Nun kann ich keine Vergleiche zu den vorangegangenen Filme ziehen, aber ich muss sagen, dass ich von Skyfall sehr angetan war. Das liegt in erster Linie an den hervorragenden Darstellern, allen voran Javier Bardem als blondierter, psychopathischer Ex-Agent und Computerhacker, der sich an M für einen angeblichen Verrat rächen will, sowie M selbst, gespielt von der wie immer göttlichen Judi Dench, die sich gekonnt zwischen Strenge und Sentimentalität bewegt. 007-Darsteller Daniel Craig hat es geschafft, trotz der vielen Vorgänger Bond zu seiner Figur zu machen. Er zeigt uns einen Agenten, der unendlich cool und doch verletzlich ist. Aber auch die Nebendarsteller sind alles andere als enttäuschend, zum Beispiel Naomie Harris als verführerische Eve, Albert Finney als alter Schotte, der Bond schon als Kind kannte, sowie Ralph Fiennes als Mallory, der hier noch etwas undurchsichtig bleibt aber in Zukunft, soviel sei verraten, eine große Rolle spielen wird. Ben Whishaw fügt sich als Computernerd Q perfekt in dieses hochkarätige Ensemble ein, auch wenn sein Auftritt leider verhältnismäßig kurz ist.

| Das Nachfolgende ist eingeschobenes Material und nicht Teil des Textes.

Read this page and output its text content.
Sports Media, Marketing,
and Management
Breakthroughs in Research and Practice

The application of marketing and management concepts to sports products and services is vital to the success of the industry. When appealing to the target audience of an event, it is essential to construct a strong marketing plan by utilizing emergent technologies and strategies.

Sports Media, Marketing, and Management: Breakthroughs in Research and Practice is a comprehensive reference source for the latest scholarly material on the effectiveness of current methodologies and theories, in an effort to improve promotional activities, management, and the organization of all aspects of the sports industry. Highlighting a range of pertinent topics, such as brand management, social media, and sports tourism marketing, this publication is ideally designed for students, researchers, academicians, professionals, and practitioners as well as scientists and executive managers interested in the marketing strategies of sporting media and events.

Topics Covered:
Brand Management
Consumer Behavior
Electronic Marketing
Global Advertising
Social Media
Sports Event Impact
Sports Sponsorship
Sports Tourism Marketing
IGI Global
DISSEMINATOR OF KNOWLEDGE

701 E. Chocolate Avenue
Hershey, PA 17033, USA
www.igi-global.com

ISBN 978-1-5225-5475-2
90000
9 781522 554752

Daneben punktet Skyfall durch das Drehbuch. Soviel ich weiß, ist es das erste Mal in der 50-jährigen Geschichte der Reihe, dass auf Bonds Kindheit eingegangen wird, was die Figur zumindest etwas weniger oberflächlich erscheinen lässt. Dass man Bond einen ebenso traumatisierten Fiesling an die Seite gestellt hat, für den M genauso wichtig ist wie für Bond selbst, hält die Spannung hoch, sodass der Film trotz einer Länge von 143 Minuten nie langweilig wird. Zudem gibt es überraschend viele humorvolle Momente. Actionfans sollten auch auf ihre Kosten kommen, denn es mangelt nicht an Schießereien, Explosionen und spektakulären Effekten.

Fazit: Skyfall ist erstklassiges Popcornkino. Ich weiß nicht, ob ich in diesem Leben noch einmal Bond-Fan werde, aber der Jubiläumsfilm ist definitiv kein schlechter Zeitpunkt, um in die Reihe einzusteigen.